Not that they didn’t try. Alleged members of the mysterious “Black Bloc” group — reported anarchists bent on violence and destruction — did march a lot with the peaceful protestors and gave members of the Chicago Police Department a good workout as they scurried from block to block. And, tensions certainly were frayed Sunday afternoon as a small contingent of protestors tried to crash police lines near McCormick Place, the site of the Summit.
But Chicago survived and now we can look forward to rubbing elbows with other visitors — like those who come here to shop, eat, take a boat ride and just enjoy the merits of a true American world-class metropolis.
As a former newsman, I followed the events leading up to and through the Summit because, well, I like to know what’s going on. In my current position with a local real estate association, I had to know what’s going on in order to communicate updates to our members. On Friday, I took this image at the National Nurses United rally held in the Daley Center, a few blocks from our offices.
The weather was ideal, and for the most part the rally was an outstanding example of Americans exercising their First Amendment rights in a peaceful, respectful way. Then some from fringe groups marched and chanted, leading police on the first of many cat and mouse games that took place over the past few days in and around the central business district.
I opted to head to the office Sunday — the day of the biggest sanctioned rally — to help with communications. If the near chaos that somewhat defined the 1968 Democratic Convention here was going to repeat, it would happen Sunday. As you may have read, it didn’t happen.

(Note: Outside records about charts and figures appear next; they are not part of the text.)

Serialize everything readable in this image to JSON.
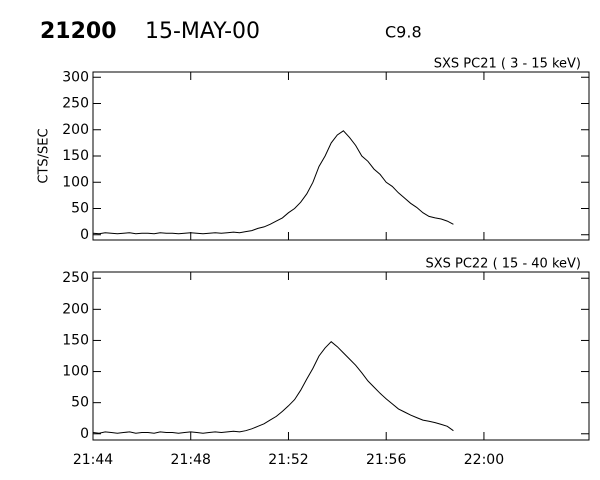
{
  "header": {
    "id": "21200",
    "date": "15-MAY-00",
    "class": "C9.8"
  },
  "chart_data": [
    {
      "type": "line",
      "title": "SXS PC21  (  3 - 15 keV)",
      "y_label": "CTS/SEC",
      "color": "#000000",
      "x": [
        1304,
        1304.25,
        1304.5,
        1304.75,
        1305,
        1305.25,
        1305.5,
        1305.75,
        1306,
        1306.25,
        1306.5,
        1306.75,
        1307,
        1307.25,
        1307.5,
        1307.75,
        1308,
        1308.25,
        1308.5,
        1308.75,
        1309,
        1309.25,
        1309.5,
        1309.75,
        1310,
        1310.25,
        1310.5,
        1310.75,
        1311,
        1311.25,
        1311.5,
        1311.75,
        1312,
        1312.25,
        1312.5,
        1312.75,
        1313,
        1313.25,
        1313.5,
        1313.75,
        1314,
        1314.25,
        1314.5,
        1314.75,
        1315,
        1315.25,
        1315.5,
        1315.75,
        1316,
        1316.25,
        1316.5,
        1316.75,
        1317,
        1317.25,
        1317.5,
        1317.75,
        1318,
        1318.25,
        1318.5,
        1318.75
      ],
      "values": [
        3,
        2,
        4,
        3,
        2,
        3,
        4,
        2,
        3,
        3,
        2,
        4,
        3,
        3,
        2,
        3,
        4,
        3,
        2,
        3,
        4,
        3,
        4,
        5,
        4,
        6,
        8,
        12,
        15,
        20,
        26,
        32,
        42,
        50,
        62,
        78,
        100,
        130,
        150,
        175,
        190,
        198,
        185,
        170,
        150,
        140,
        125,
        115,
        100,
        92,
        80,
        70,
        60,
        52,
        42,
        35,
        32,
        30,
        26,
        20
      ],
      "xlim": [
        1304,
        1324.3
      ],
      "ylim": [
        -10,
        310
      ],
      "yticks": [
        0,
        50,
        100,
        150,
        200,
        250,
        300
      ]
    },
    {
      "type": "line",
      "title": "SXS PC22  ( 15 - 40 keV)",
      "color": "#000000",
      "x": [
        1304,
        1304.25,
        1304.5,
        1304.75,
        1305,
        1305.25,
        1305.5,
        1305.75,
        1306,
        1306.25,
        1306.5,
        1306.75,
        1307,
        1307.25,
        1307.5,
        1307.75,
        1308,
        1308.25,
        1308.5,
        1308.75,
        1309,
        1309.25,
        1309.5,
        1309.75,
        1310,
        1310.25,
        1310.5,
        1310.75,
        1311,
        1311.25,
        1311.5,
        1311.75,
        1312,
        1312.25,
        1312.5,
        1312.75,
        1313,
        1313.25,
        1313.5,
        1313.75,
        1314,
        1314.25,
        1314.5,
        1314.75,
        1315,
        1315.25,
        1315.5,
        1315.75,
        1316,
        1316.25,
        1316.5,
        1316.75,
        1317,
        1317.25,
        1317.5,
        1317.75,
        1318,
        1318.25,
        1318.5,
        1318.75
      ],
      "values": [
        2,
        1,
        3,
        2,
        1,
        2,
        3,
        1,
        2,
        2,
        1,
        3,
        2,
        2,
        1,
        2,
        3,
        2,
        1,
        2,
        3,
        2,
        3,
        4,
        3,
        5,
        8,
        12,
        16,
        22,
        28,
        36,
        45,
        55,
        70,
        88,
        105,
        125,
        138,
        148,
        140,
        130,
        120,
        110,
        98,
        85,
        75,
        65,
        56,
        48,
        40,
        35,
        30,
        26,
        22,
        20,
        18,
        15,
        12,
        5
      ],
      "xlim": [
        1304,
        1324.3
      ],
      "ylim": [
        -10,
        260
      ],
      "yticks": [
        0,
        50,
        100,
        150,
        200,
        250
      ],
      "xticks": [
        {
          "value": 1304,
          "label": "21:44"
        },
        {
          "value": 1308,
          "label": "21:48"
        },
        {
          "value": 1312,
          "label": "21:52"
        },
        {
          "value": 1316,
          "label": "21:56"
        },
        {
          "value": 1320,
          "label": "22:00"
        }
      ]
    }
  ]
}
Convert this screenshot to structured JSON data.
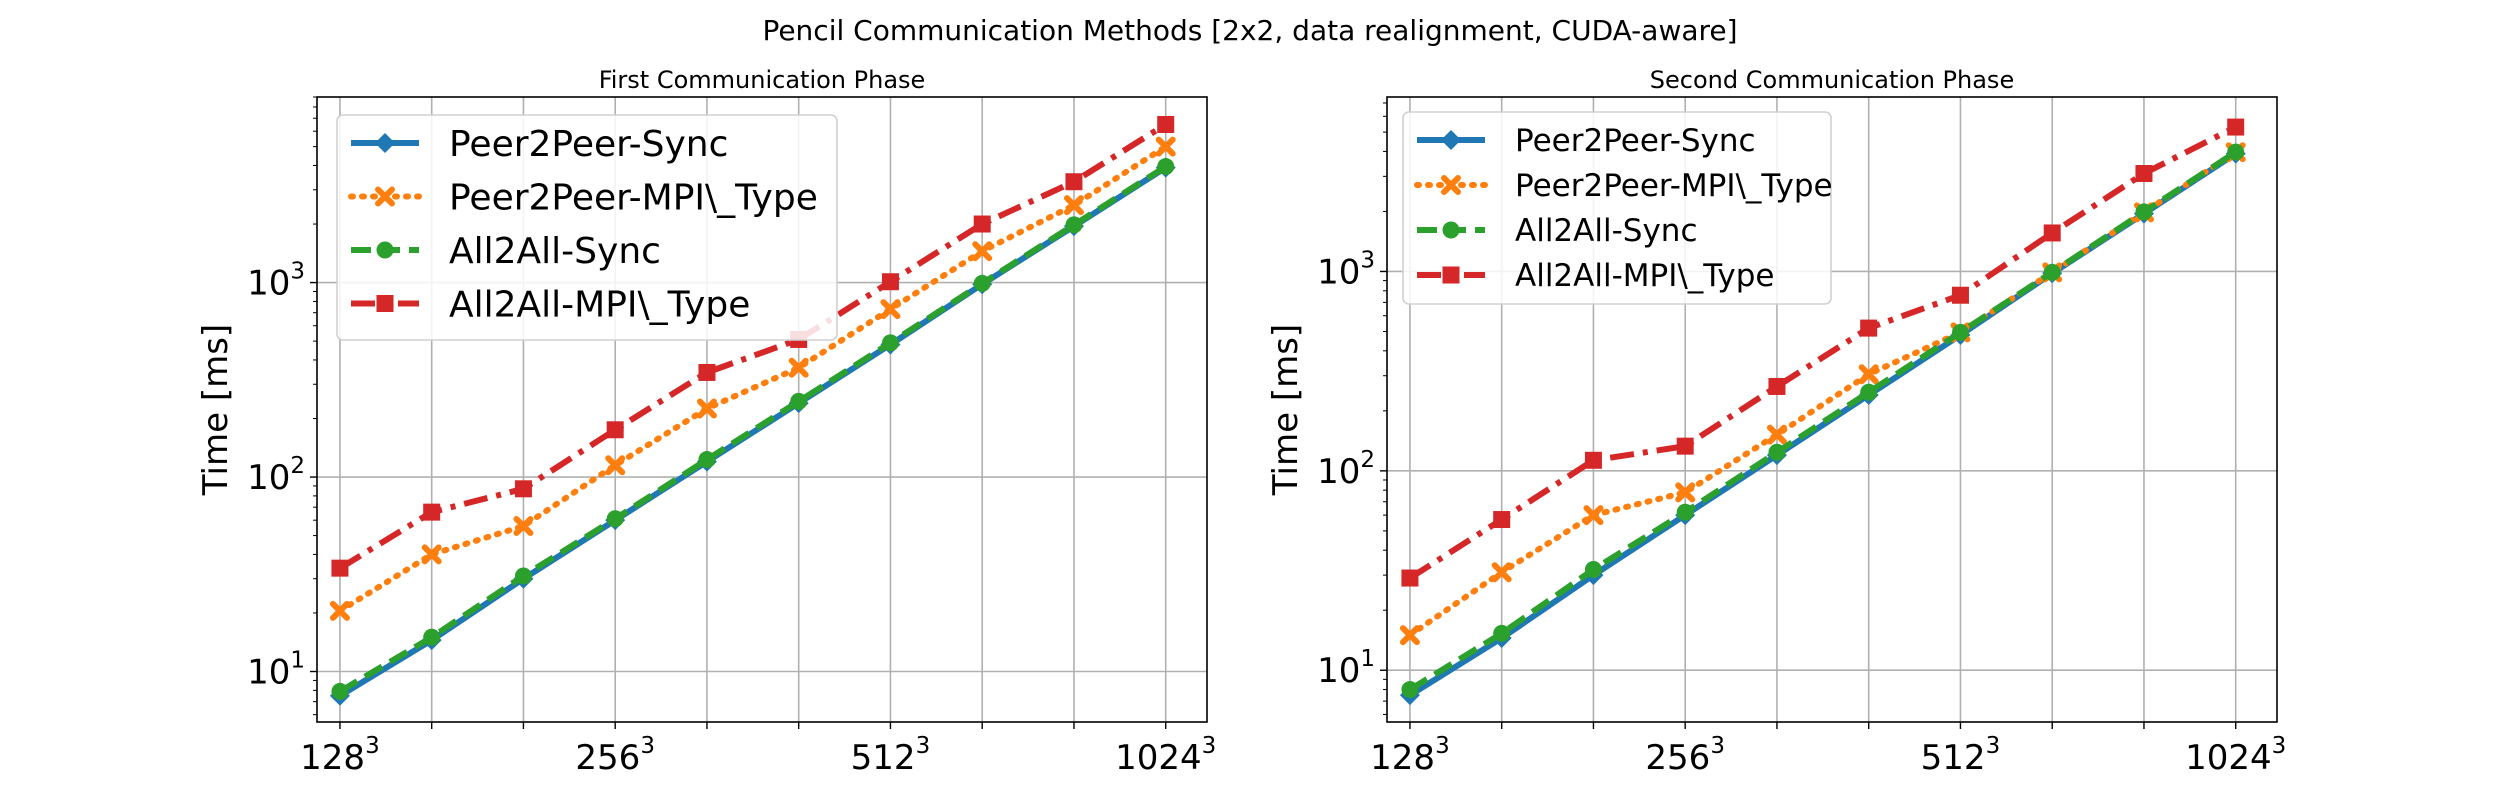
{
  "figure": {
    "title": "Pencil Communication Methods [2x2, data realignment, CUDA-aware]"
  },
  "chart_data": [
    {
      "type": "line",
      "title": "First Communication Phase",
      "xlabel": "",
      "ylabel": "Time [ms]",
      "yscale": "log",
      "ylim": [
        5.5,
        9000
      ],
      "xlim": [
        -0.25,
        9.45
      ],
      "grid": true,
      "legend_position": "top-left",
      "x": [
        0,
        1,
        2,
        3,
        4,
        5,
        6,
        7,
        8,
        9
      ],
      "x_ticks": [
        {
          "pos": 0,
          "base": "128",
          "exp": "3"
        },
        {
          "pos": 3,
          "base": "256",
          "exp": "3"
        },
        {
          "pos": 6,
          "base": "512",
          "exp": "3"
        },
        {
          "pos": 9,
          "base": "1024",
          "exp": "3"
        }
      ],
      "y_ticks": [
        {
          "value": 10,
          "base": "10",
          "exp": "1"
        },
        {
          "value": 100,
          "base": "10",
          "exp": "2"
        },
        {
          "value": 1000,
          "base": "10",
          "exp": "3"
        }
      ],
      "series": [
        {
          "name": "Peer2Peer-Sync",
          "color": "#1f77b4",
          "dash": "solid",
          "marker": "diamond",
          "values": [
            7.5,
            14.5,
            30,
            60,
            120,
            240,
            480,
            980,
            1950,
            3900
          ]
        },
        {
          "name": "Peer2Peer-MPI\\_Type",
          "color": "#ff7f0e",
          "dash": "dotted",
          "marker": "x-mark",
          "values": [
            20.5,
            40,
            56,
            115,
            225,
            365,
            730,
            1450,
            2500,
            5000
          ]
        },
        {
          "name": "All2All-Sync",
          "color": "#2ca02c",
          "dash": "dashed",
          "marker": "circle",
          "values": [
            7.9,
            15,
            31,
            61,
            123,
            245,
            490,
            990,
            1980,
            3950
          ]
        },
        {
          "name": "All2All-MPI\\_Type",
          "color": "#d62728",
          "dash": "dashdot",
          "marker": "square",
          "values": [
            34,
            66,
            87,
            175,
            345,
            510,
            1010,
            2000,
            3300,
            6500
          ]
        }
      ]
    },
    {
      "type": "line",
      "title": "Second Communication Phase",
      "xlabel": "",
      "ylabel": "Time [ms]",
      "yscale": "log",
      "ylim": [
        5.5,
        7500
      ],
      "xlim": [
        -0.25,
        9.45
      ],
      "grid": true,
      "legend_position": "top-left",
      "x": [
        0,
        1,
        2,
        3,
        4,
        5,
        6,
        7,
        8,
        9
      ],
      "x_ticks": [
        {
          "pos": 0,
          "base": "128",
          "exp": "3"
        },
        {
          "pos": 3,
          "base": "256",
          "exp": "3"
        },
        {
          "pos": 6,
          "base": "512",
          "exp": "3"
        },
        {
          "pos": 9,
          "base": "1024",
          "exp": "3"
        }
      ],
      "y_ticks": [
        {
          "value": 10,
          "base": "10",
          "exp": "1"
        },
        {
          "value": 100,
          "base": "10",
          "exp": "2"
        },
        {
          "value": 1000,
          "base": "10",
          "exp": "3"
        }
      ],
      "series": [
        {
          "name": "Peer2Peer-Sync",
          "color": "#1f77b4",
          "dash": "solid",
          "marker": "diamond",
          "values": [
            7.5,
            14.5,
            30,
            60,
            120,
            240,
            480,
            980,
            1950,
            3900
          ]
        },
        {
          "name": "Peer2Peer-MPI\\_Type",
          "color": "#ff7f0e",
          "dash": "dotted",
          "marker": "x-mark",
          "values": [
            15,
            31,
            60,
            78,
            152,
            305,
            495,
            990,
            1980,
            3960
          ]
        },
        {
          "name": "All2All-Sync",
          "color": "#2ca02c",
          "dash": "dashed",
          "marker": "circle",
          "values": [
            8,
            15.3,
            32,
            62,
            124,
            248,
            495,
            990,
            1990,
            3970
          ]
        },
        {
          "name": "All2All-MPI\\_Type",
          "color": "#d62728",
          "dash": "dashdot",
          "marker": "square",
          "values": [
            29,
            57,
            113,
            133,
            265,
            520,
            760,
            1560,
            3100,
            5300
          ]
        }
      ]
    }
  ]
}
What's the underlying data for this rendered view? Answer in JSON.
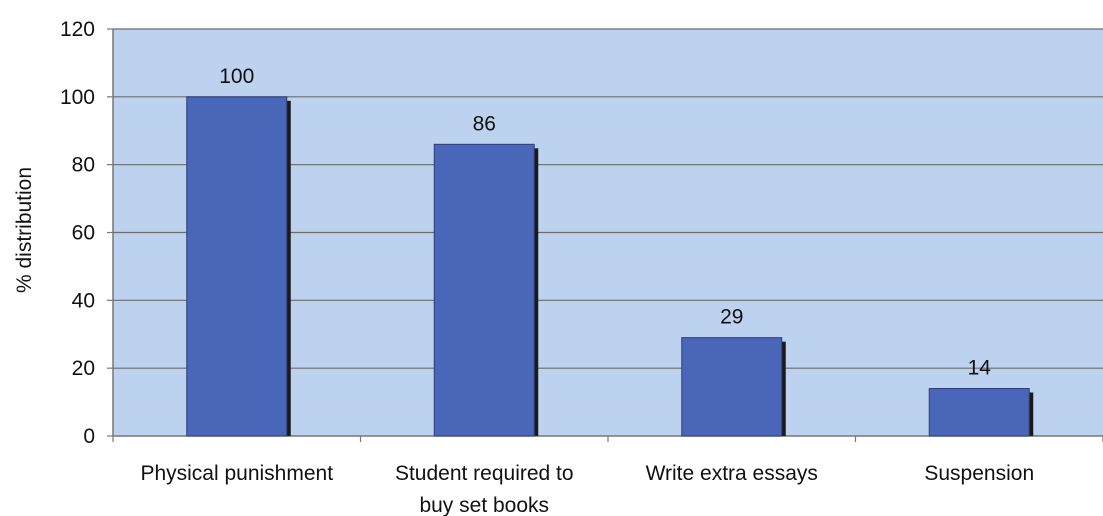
{
  "chart_data": {
    "type": "bar",
    "title": "",
    "xlabel": "",
    "ylabel": "% distribution",
    "categories": [
      [
        "Physical punishment"
      ],
      [
        "Student required to",
        "buy set books"
      ],
      [
        "Write extra essays"
      ],
      [
        "Suspension"
      ]
    ],
    "values": [
      100,
      86,
      29,
      14
    ],
    "data_labels": [
      "100",
      "86",
      "29",
      "14"
    ],
    "ylim": [
      0,
      120
    ],
    "yticks": [
      0,
      20,
      40,
      60,
      80,
      100,
      120
    ],
    "grid": true,
    "legend": "none",
    "colors": {
      "plot_background": "#bcd2ee",
      "bar_fill": "#4a66b8",
      "bar_shadow": "#1a1a1a",
      "grid": "#6d6d6d",
      "axis": "#777777"
    }
  }
}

Below are a few shots I took along LaSalle Street, Chicago’s financial center, at midday on Sunday. A relatively serene scene.
In the year or so since President Obama announced Chicago would host the Summit, there were lots of people complaining about madness the event would cause. Not me. Great things happen only when you take risks and face challenges head-on.
Here in Chicago, the police, the business community and the people, were prepared. Some were inconvenienced and many businesses took a financial hit through lost revenues or extra security expenses.
For a couple of days, Chicago danced on the world stage, and we looked pretty good. I kind of miss the drama, but glad to be back to normal.